Mancata formazione del Registro Anagrafe Sicurezza (RAS)

La Legge n. 220/2012 ha fortemente riformato la materia condominiale introducendo all’art. 1130 c.c. l’obbligo dell’amministratore di condominio di tenere un registro di anagrafe condominiale contenente, oltre alle generalità dei proprietari o dei titolari di diritti reali e ai dati catastali di ciascuna unità immobiliare, anche i dati relativi alle condizioni di sicurezza delle parti comune dell’edificio (certificazioni comprese). In quest’ultimo caso di parla del c.d. Registro Anagrafe Sicurezza (R.A.S.) – per saperne di più consulta il nostro approfondimento pubblicato su Altalex “Cosa è il ”registro anagrafe sicurezza” (RAS)”) -, vale a dire un fascicolo di fondamentale importanza che ha l’obiettivo di evitare di esporre i condomini, o chiunque acceda al complesso, al rischio di incendio.

La mancata tenuta del R.A.S. costituisce motivo di revoca giudiziale. Tale condotta omissiva è altresì idonea a mettere a rischio la sicurezza del condominio stesso, ragion per cui l’amministratore inadempiente può anche incorrere in responsabilità civile o penale.

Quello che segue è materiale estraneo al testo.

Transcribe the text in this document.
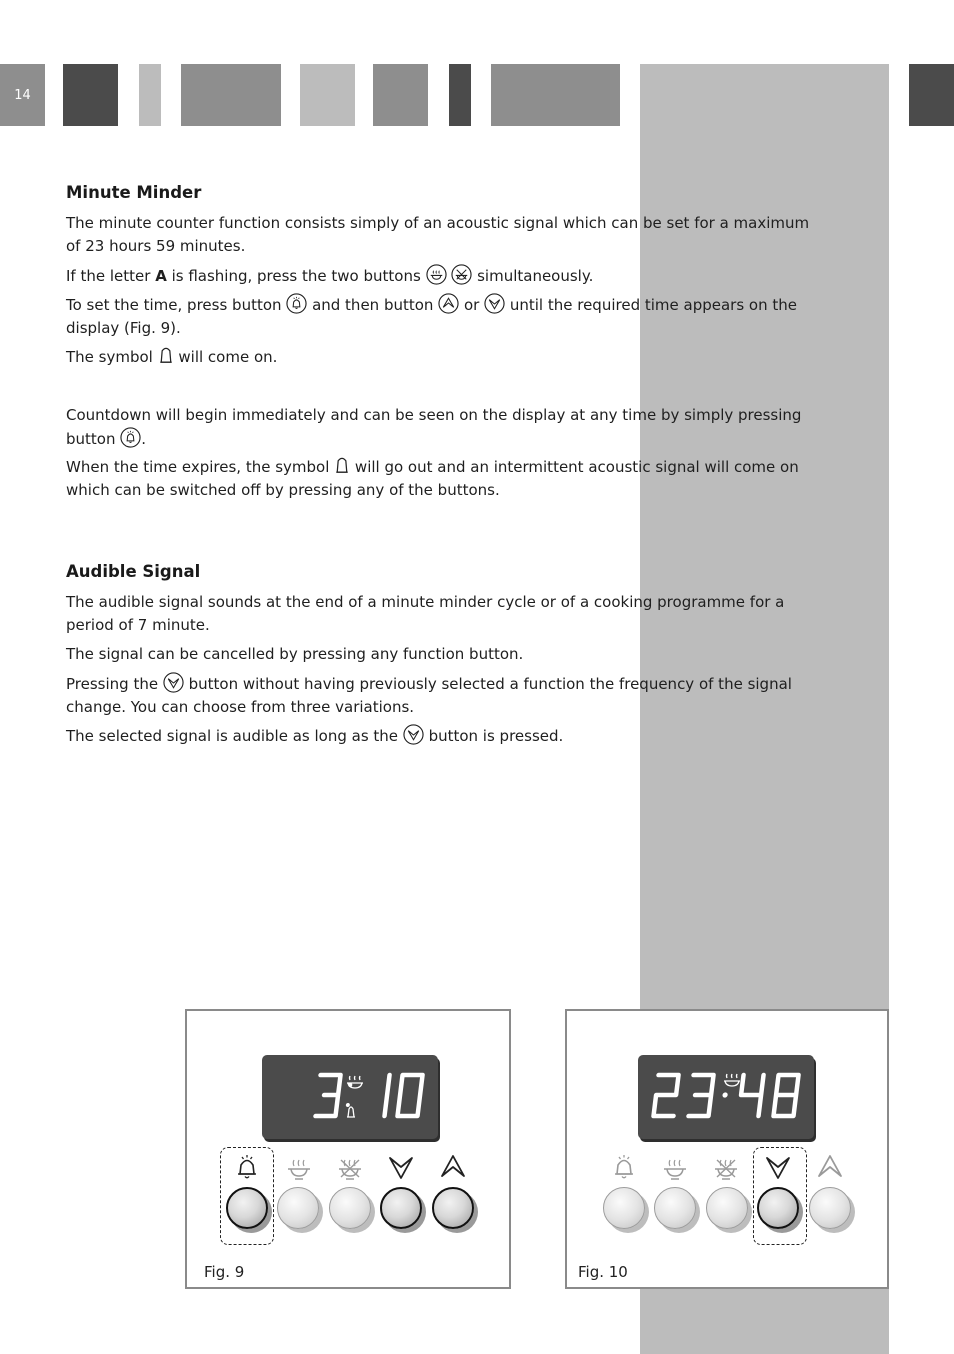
14
Minute Minder

The minute counter function consists simply of an acoustic signal which can be set for a maximum of 23 hours 59 minutes.

If the letter A is flashing, press the two buttons
	simultaneously.

To set the time, press button
and then button
or
until the required time appears on the display (Fig. 9).

The symbol
will come on.

Countdown will begin immediately and can be seen on the display at any time by simply pressing button
.

When the time expires, the symbol
will go out and an intermittent acoustic signal will come on which can be switched off by pressing any of the buttons.

Audible Signal

The audible signal sounds at the end of a minute minder cycle or of a cooking programme for a period of 7 minute.

The signal can be cancelled by pressing any function button.

Pressing the
button without having previously selected a function the frequency of the signal change. You can choose from three variations.

The selected signal is audible as long as the
button is pressed.

Fig. 9	Fig. 10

Mancata presentazione del preventivo

L’amministratore di condominio, all’atto dell’accettazione della nomina ma anche del suo rinnovo, deve specificare analiticamente, a pena di nullità della nomina stessa, l’importo dovuto a tutolo di compenso per l’attività svolta. Se non lo fa, non solo la revoca – peraltro rispetto ad un contratto nullo – sarà legittima ma l’amministratore non avrà altresì diritto ad alcuna indennità per il recesso.

Conseguenze della revoca GIUDIZIALE DELl’amministratorE DI CONDOMINIO

La revoca giudiziale rappresenta un provvedimento grave, con diverse conseguenze negative per l’amministratore:

  • Danno reputazionale. La revoca giudiziale comporta una perdita di fiducia da parte dei condomini e potrebbe danneggiare irreparabilmente la sua reputazione professionale, pregiudicando la possibilità di ottenere nuovi incarichi.
  • Obbligo di risarcimento danni. Se la revoca dovesse essere motivata da irregolarità nella gestione del condominio o da violazioni degli obblighi, l’amministratore potrebbe essere condannato a risarcire eventuali danni, patrimoniali e non, arrecati ai singoli condomini o al condominio stesso.
  • Esclusione da futuri incarichi. L’amministratore di condominio, una volta revocato dall’autorità giudiziaria, non potrà essere nuovamente nominato dall’assemblea.

ConCLUSIONI

La revoca giudiziale dell’amministratore di condominio è uno strumento straordinario di tutela riservata ai casi di mala gestio dell’amministratore che si dimostri gravemente inadeguata e lesiva degli interessi dei condomini. Le conseguenze per l’amministratore possono essere particolarmente pesanti, con risvolti economici e reputazionali significativi. È, pertanto, importante che l’amministratore agisca sempre con diligenza, trasparenza e nel rispetto della normativa vigente e del regolamento condominiale.